Kate H. Gamble, Senior Editor
Researchers from the University of Arizona College of Pharmacy are collaborating with other organizations to launch 2 online tools to help health care professionals access, understand, and apply comparative effectiveness research (CER) evidence in clinical practice.
The tools, which are developed for quick and easy access, include a comprehensive glossary of CER terms and an interactive table of CER documents to help users quickly locate relevant, medication-related evidence syntheses and comparative evidence. The tools can be accessed at this site
by clicking on the links “CER Glossary” and “Link to CER Documents” both of which are located on the bottom left side.
Comparative effectiveness research provides evidence from studies comparing the effectiveness, benefits, and harmful effects of different treatment options, including drugs, medical devices, diagnostics, surgeries and healthcare delivery methods. CER is real-world research that helps clinicians and patients decide the best therapeutic choice for each individual circumstance. Pharmacists and physicians generally have not encountered CER methods in their clinical training, nor have they learned where to find CER evidence efficiently.
Daniel Malone, PhD, professor in the Department of Pharmacy Practice and Science at the UA College of Pharmacy, heads the project, which is funded by the Agency for Healthcare Research and Quality (AHRQ). The aim of the initiative is to make pharmacists and physicians who serve on or support pharmacy and therapeutics committees aware of this evidence and to facilitate its use in making drug policy decisions. The information is expected to be helpful to a broad spectrum of health care professionals.

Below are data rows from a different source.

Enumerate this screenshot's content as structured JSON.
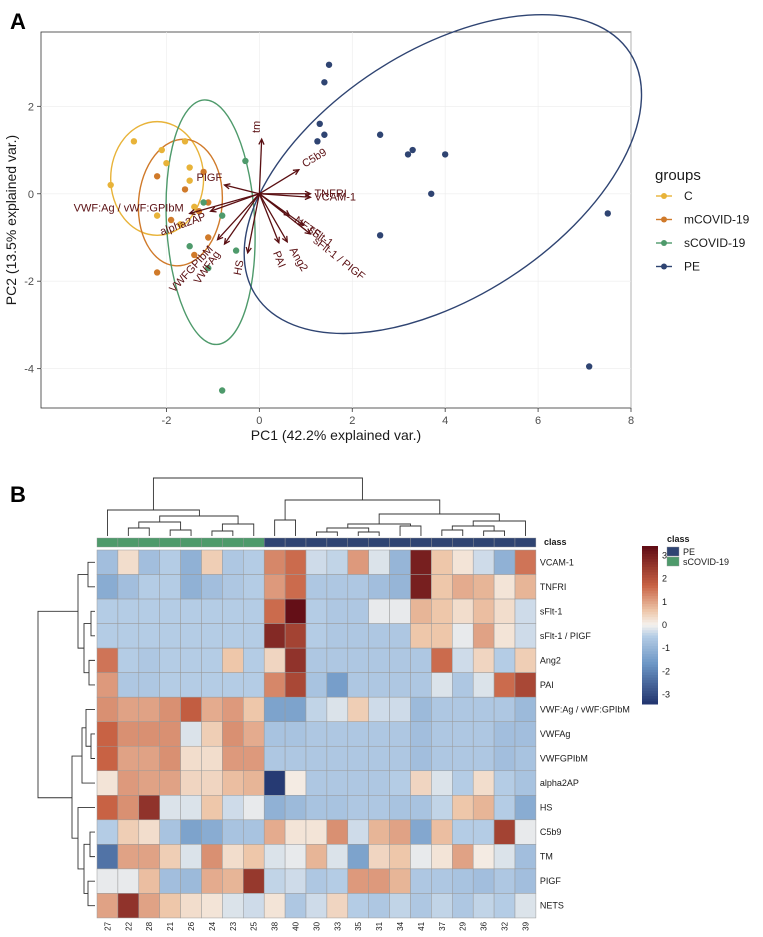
{
  "colors": {
    "C": "#e8b339",
    "mCOVID-19": "#d07a2a",
    "sCOVID-19": "#4e9a6b",
    "PE": "#2f4472",
    "arrow": "#5a0f12",
    "heat_low": "#22346e",
    "heat_mid": "#f5f2ee",
    "heat_high": "#5e0a14"
  },
  "chart_data": [
    {
      "panel": "A",
      "type": "scatter",
      "title": "",
      "xlabel": "PC1 (42.2% explained var.)",
      "ylabel": "PC2 (13.5% explained var.)",
      "xlim": [
        -4.7,
        8.0
      ],
      "ylim": [
        -4.9,
        3.7
      ],
      "xticks": [
        -2,
        0,
        2,
        4,
        6,
        8
      ],
      "yticks": [
        -4,
        -2,
        0,
        2
      ],
      "xtick_labels": [
        "-2",
        "0",
        "2",
        "4",
        "6",
        "8"
      ],
      "ytick_labels": [
        "-4",
        "-2",
        "0",
        "2"
      ],
      "grid": true,
      "legend_title": "groups",
      "legend_position": "right",
      "series": [
        {
          "name": "C",
          "points": [
            [
              -3.2,
              0.2
            ],
            [
              -2.7,
              1.2
            ],
            [
              -2.1,
              1.0
            ],
            [
              -2.0,
              0.7
            ],
            [
              -1.6,
              1.2
            ],
            [
              -1.5,
              0.6
            ],
            [
              -1.5,
              0.3
            ],
            [
              -1.4,
              -0.3
            ],
            [
              -2.2,
              -0.5
            ],
            [
              -1.7,
              -0.7
            ]
          ]
        },
        {
          "name": "mCOVID-19",
          "points": [
            [
              -2.2,
              0.4
            ],
            [
              -1.9,
              -0.6
            ],
            [
              -1.6,
              0.1
            ],
            [
              -1.3,
              -0.4
            ],
            [
              -1.2,
              0.5
            ],
            [
              -1.1,
              -1.0
            ],
            [
              -1.4,
              -1.4
            ],
            [
              -2.2,
              -1.8
            ],
            [
              -1.1,
              -0.2
            ]
          ]
        },
        {
          "name": "sCOVID-19",
          "points": [
            [
              -0.3,
              0.75
            ],
            [
              -1.2,
              -0.2
            ],
            [
              -0.8,
              -0.5
            ],
            [
              -1.5,
              -1.2
            ],
            [
              -1.1,
              -1.7
            ],
            [
              -0.5,
              -1.3
            ],
            [
              -0.8,
              -4.5
            ]
          ]
        },
        {
          "name": "PE",
          "points": [
            [
              1.5,
              2.95
            ],
            [
              1.4,
              2.55
            ],
            [
              1.3,
              1.6
            ],
            [
              1.4,
              1.35
            ],
            [
              1.25,
              1.2
            ],
            [
              2.6,
              1.35
            ],
            [
              3.3,
              1.0
            ],
            [
              3.2,
              0.9
            ],
            [
              4.0,
              0.9
            ],
            [
              3.7,
              0.0
            ],
            [
              2.6,
              -0.95
            ],
            [
              7.5,
              -0.45
            ],
            [
              7.1,
              -3.95
            ]
          ]
        }
      ],
      "ellipses": [
        {
          "group": "C",
          "center": [
            -2.2,
            0.35
          ],
          "semi_axes": [
            1.0,
            1.3
          ],
          "angle_deg": 0
        },
        {
          "group": "mCOVID-19",
          "center": [
            -1.7,
            -0.2
          ],
          "semi_axes": [
            0.9,
            1.45
          ],
          "angle_deg": 5
        },
        {
          "group": "sCOVID-19",
          "center": [
            -1.05,
            -0.65
          ],
          "semi_axes": [
            0.95,
            2.8
          ],
          "angle_deg": -3
        },
        {
          "group": "PE",
          "center": [
            3.95,
            0.45
          ],
          "semi_axes": [
            2.65,
            5.1
          ],
          "angle_deg": 57
        }
      ],
      "loadings": [
        {
          "label": "tm",
          "x": 0.05,
          "y": 1.25
        },
        {
          "label": "C5b9",
          "x": 0.85,
          "y": 0.55
        },
        {
          "label": "TNFRI",
          "x": 1.1,
          "y": 0.0
        },
        {
          "label": "VCAM-1",
          "x": 1.1,
          "y": -0.08
        },
        {
          "label": "NETS",
          "x": 0.65,
          "y": -0.5
        },
        {
          "label": "sFlt-1",
          "x": 0.95,
          "y": -0.72
        },
        {
          "label": "sFlt-1 / PIGF",
          "x": 1.1,
          "y": -0.92
        },
        {
          "label": "Ang2",
          "x": 0.6,
          "y": -1.1
        },
        {
          "label": "PAI",
          "x": 0.42,
          "y": -1.12
        },
        {
          "label": "HS",
          "x": -0.25,
          "y": -1.35
        },
        {
          "label": "PIGF",
          "x": -0.75,
          "y": 0.2
        },
        {
          "label": "VWF:Ag / vWF:GPIbM",
          "x": -1.5,
          "y": -0.45
        },
        {
          "label": "alpha2AP",
          "x": -1.05,
          "y": -0.4
        },
        {
          "label": "VWFGPIbM",
          "x": -0.9,
          "y": -1.05
        },
        {
          "label": "VWFAg",
          "x": -0.75,
          "y": -1.15
        }
      ]
    },
    {
      "panel": "B",
      "type": "heatmap",
      "title": "",
      "colorbar_title": "class",
      "colorbar_ticks": [
        3,
        2,
        1,
        0,
        -1,
        -2,
        -3
      ],
      "colorbar_range": [
        -3.4,
        3.4
      ],
      "class_legend": [
        "PE",
        "sCOVID-19"
      ],
      "annotation_label": "class",
      "columns": [
        "27",
        "22",
        "28",
        "21",
        "26",
        "24",
        "23",
        "25",
        "38",
        "40",
        "30",
        "33",
        "35",
        "31",
        "34",
        "41",
        "37",
        "29",
        "36",
        "32",
        "39"
      ],
      "column_class": [
        "sCOVID-19",
        "sCOVID-19",
        "sCOVID-19",
        "sCOVID-19",
        "sCOVID-19",
        "sCOVID-19",
        "sCOVID-19",
        "sCOVID-19",
        "PE",
        "PE",
        "PE",
        "PE",
        "PE",
        "PE",
        "PE",
        "PE",
        "PE",
        "PE",
        "PE",
        "PE",
        "PE"
      ],
      "rows": [
        "VCAM-1",
        "TNFRI",
        "sFlt-1",
        "sFlt-1 / PIGF",
        "Ang2",
        "PAI",
        "VWF:Ag / vWF:GPIbM",
        "VWFAg",
        "VWFGPIbM",
        "alpha2AP",
        "HS",
        "C5b9",
        "TM",
        "PIGF",
        "NETS"
      ],
      "values": [
        [
          -0.8,
          0.3,
          -0.8,
          -0.5,
          -1.1,
          0.5,
          -0.6,
          -0.5,
          1.3,
          1.6,
          -0.3,
          -0.4,
          1.1,
          -0.2,
          -1.0,
          3.0,
          0.6,
          0.2,
          -0.3,
          -1.1,
          1.5
        ],
        [
          -1.2,
          -0.8,
          -0.5,
          -0.5,
          -1.1,
          -0.8,
          -0.6,
          -0.5,
          1.1,
          1.6,
          -0.6,
          -0.6,
          -0.6,
          -0.8,
          -1.0,
          3.0,
          0.6,
          0.9,
          0.8,
          0.2,
          0.8
        ],
        [
          -0.5,
          -0.5,
          -0.5,
          -0.5,
          -0.5,
          -0.5,
          -0.5,
          -0.5,
          1.6,
          3.3,
          -0.5,
          -0.6,
          -0.6,
          -0.1,
          -0.1,
          0.8,
          0.6,
          0.3,
          0.7,
          0.3,
          -0.3
        ],
        [
          -0.5,
          -0.5,
          -0.5,
          -0.5,
          -0.5,
          -0.5,
          -0.5,
          -0.5,
          2.8,
          2.3,
          -0.5,
          -0.6,
          -0.6,
          -0.6,
          -0.6,
          0.6,
          0.6,
          -0.1,
          1.0,
          0.2,
          -0.3
        ],
        [
          1.5,
          -0.5,
          -0.6,
          -0.5,
          -0.5,
          -0.5,
          0.6,
          -0.5,
          0.4,
          2.6,
          -0.6,
          -0.6,
          -0.6,
          -0.6,
          -0.6,
          -0.6,
          1.6,
          -0.3,
          0.4,
          -0.5,
          0.5
        ],
        [
          1.1,
          -0.6,
          -0.6,
          -0.5,
          -0.5,
          -0.5,
          -0.5,
          -0.5,
          1.3,
          2.2,
          -0.7,
          -1.5,
          -0.6,
          -0.6,
          -0.6,
          -0.6,
          -0.2,
          -0.6,
          -0.2,
          1.6,
          2.2
        ],
        [
          1.2,
          1.0,
          1.0,
          1.2,
          1.8,
          0.9,
          1.1,
          0.6,
          -1.4,
          -1.4,
          -0.4,
          -0.2,
          0.5,
          -0.3,
          -0.3,
          -0.9,
          -0.6,
          -0.6,
          -0.6,
          -0.6,
          -0.9
        ],
        [
          1.7,
          1.2,
          1.2,
          1.2,
          -0.2,
          0.5,
          1.2,
          0.9,
          -0.7,
          -0.7,
          -0.6,
          -0.6,
          -0.6,
          -0.6,
          -0.6,
          -0.8,
          -0.6,
          -0.6,
          -0.6,
          -0.8,
          -0.8
        ],
        [
          1.7,
          1.0,
          1.0,
          1.2,
          0.3,
          0.3,
          1.1,
          1.1,
          -0.6,
          -0.6,
          -0.6,
          -0.6,
          -0.6,
          -0.6,
          -0.6,
          -0.8,
          -0.6,
          -0.6,
          -0.6,
          -0.8,
          -0.7
        ],
        [
          0.2,
          1.1,
          1.0,
          1.0,
          0.4,
          0.4,
          0.7,
          0.8,
          -3.3,
          0.1,
          -0.6,
          -0.6,
          -0.6,
          -0.6,
          -0.5,
          0.4,
          -0.2,
          -0.5,
          0.3,
          -0.5,
          -0.7
        ],
        [
          1.7,
          1.2,
          2.6,
          -0.2,
          -0.2,
          0.6,
          -0.3,
          -0.1,
          -1.1,
          -0.9,
          -0.7,
          -0.7,
          -0.6,
          -0.6,
          -0.7,
          -0.7,
          -0.4,
          0.6,
          0.8,
          -0.5,
          -1.2
        ],
        [
          -0.5,
          0.5,
          0.3,
          -0.7,
          -1.4,
          -1.2,
          -0.7,
          -0.7,
          0.9,
          0.2,
          0.2,
          1.2,
          -0.3,
          0.8,
          1.0,
          -1.3,
          0.7,
          -0.5,
          -0.5,
          2.3,
          -0.1
        ],
        [
          -2.3,
          1.0,
          1.0,
          0.5,
          -0.2,
          1.2,
          0.3,
          0.6,
          -0.2,
          -0.1,
          0.8,
          -0.2,
          -1.4,
          0.4,
          0.6,
          -0.1,
          0.2,
          1.0,
          0.1,
          -0.2,
          -0.8
        ],
        [
          -0.1,
          -0.1,
          0.7,
          -0.8,
          -0.9,
          0.9,
          0.8,
          2.5,
          -0.4,
          -0.3,
          -0.6,
          -0.5,
          1.1,
          1.1,
          0.8,
          -0.6,
          -0.6,
          -0.7,
          -0.8,
          -0.6,
          -0.8
        ],
        [
          1.0,
          2.6,
          1.0,
          0.6,
          0.3,
          0.2,
          -0.2,
          -0.3,
          0.2,
          -0.6,
          -0.3,
          0.4,
          -0.5,
          -0.6,
          -0.4,
          -0.6,
          -0.4,
          -0.6,
          -0.4,
          -0.5,
          -0.2
        ]
      ]
    }
  ]
}
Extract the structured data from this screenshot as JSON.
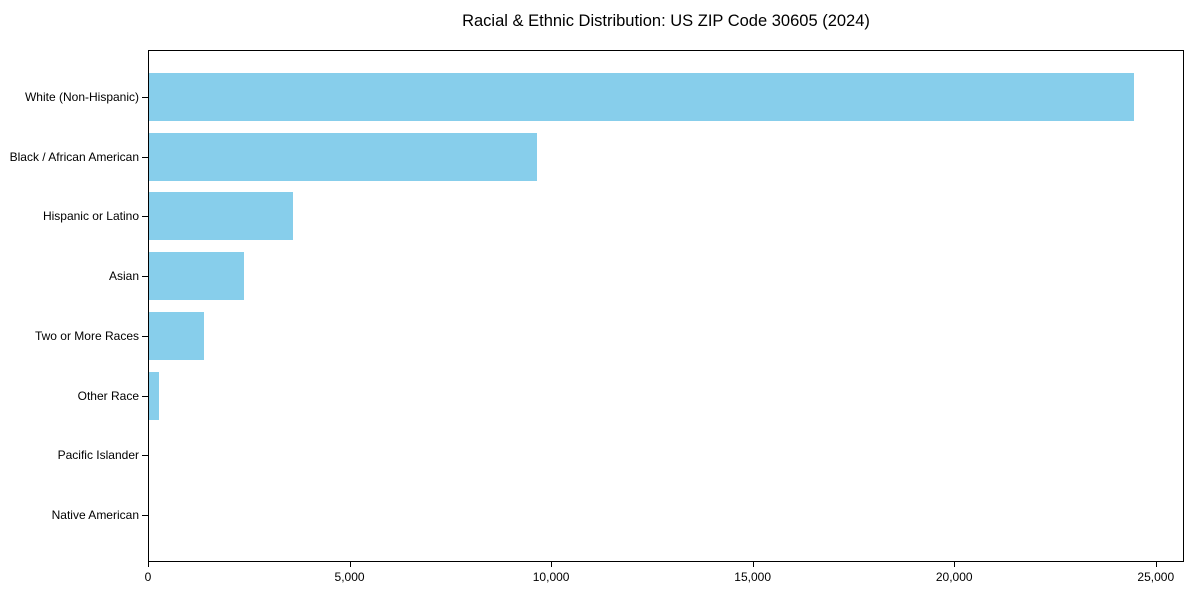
{
  "page": {
    "background_color": "#ffffff"
  },
  "chart_data": {
    "type": "bar",
    "orientation": "horizontal",
    "title": "Racial & Ethnic Distribution: US ZIP Code 30605 (2024)",
    "categories": [
      "White (Non-Hispanic)",
      "Black / African American",
      "Hispanic or Latino",
      "Asian",
      "Two or More Races",
      "Other Race",
      "Pacific Islander",
      "Native American"
    ],
    "values": [
      24470,
      9640,
      3590,
      2350,
      1360,
      250,
      0,
      0
    ],
    "xlabel": "",
    "ylabel": "",
    "xlim": [
      0,
      25700
    ],
    "xticks": [
      {
        "value": 0,
        "label": "0"
      },
      {
        "value": 5000,
        "label": "5,000"
      },
      {
        "value": 10000,
        "label": "10,000"
      },
      {
        "value": 15000,
        "label": "15,000"
      },
      {
        "value": 20000,
        "label": "20,000"
      },
      {
        "value": 25000,
        "label": "25,000"
      }
    ],
    "bar_color": "#87CEEB",
    "axis_color": "#000000",
    "grid": false,
    "legend": false,
    "bar_height_fraction": 0.8
  }
}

In addition to the online tools, the research team developed a 4-hour, live educational program for health care professionals who serve on or support pharmacy and therapeutics committees. The CER program will be offered as a free, preconference workshop at the Academy of Managed Care Pharmacy Fall Meeting in Atlanta on October 19, and at the American Society of Health-System Pharmacists Research and Education Foundation Midyear Meeting in New Orleans on December 4. Program participants will receive 3.5 hours of CE/CME credit.
“These materials can be time-savers for pharmacists and physicians as they implement drug use management techniques,” said Malone. “The educational program will provide attendees with hands-on experience on CER evidence and will provide tools that are readily accessible through our website.”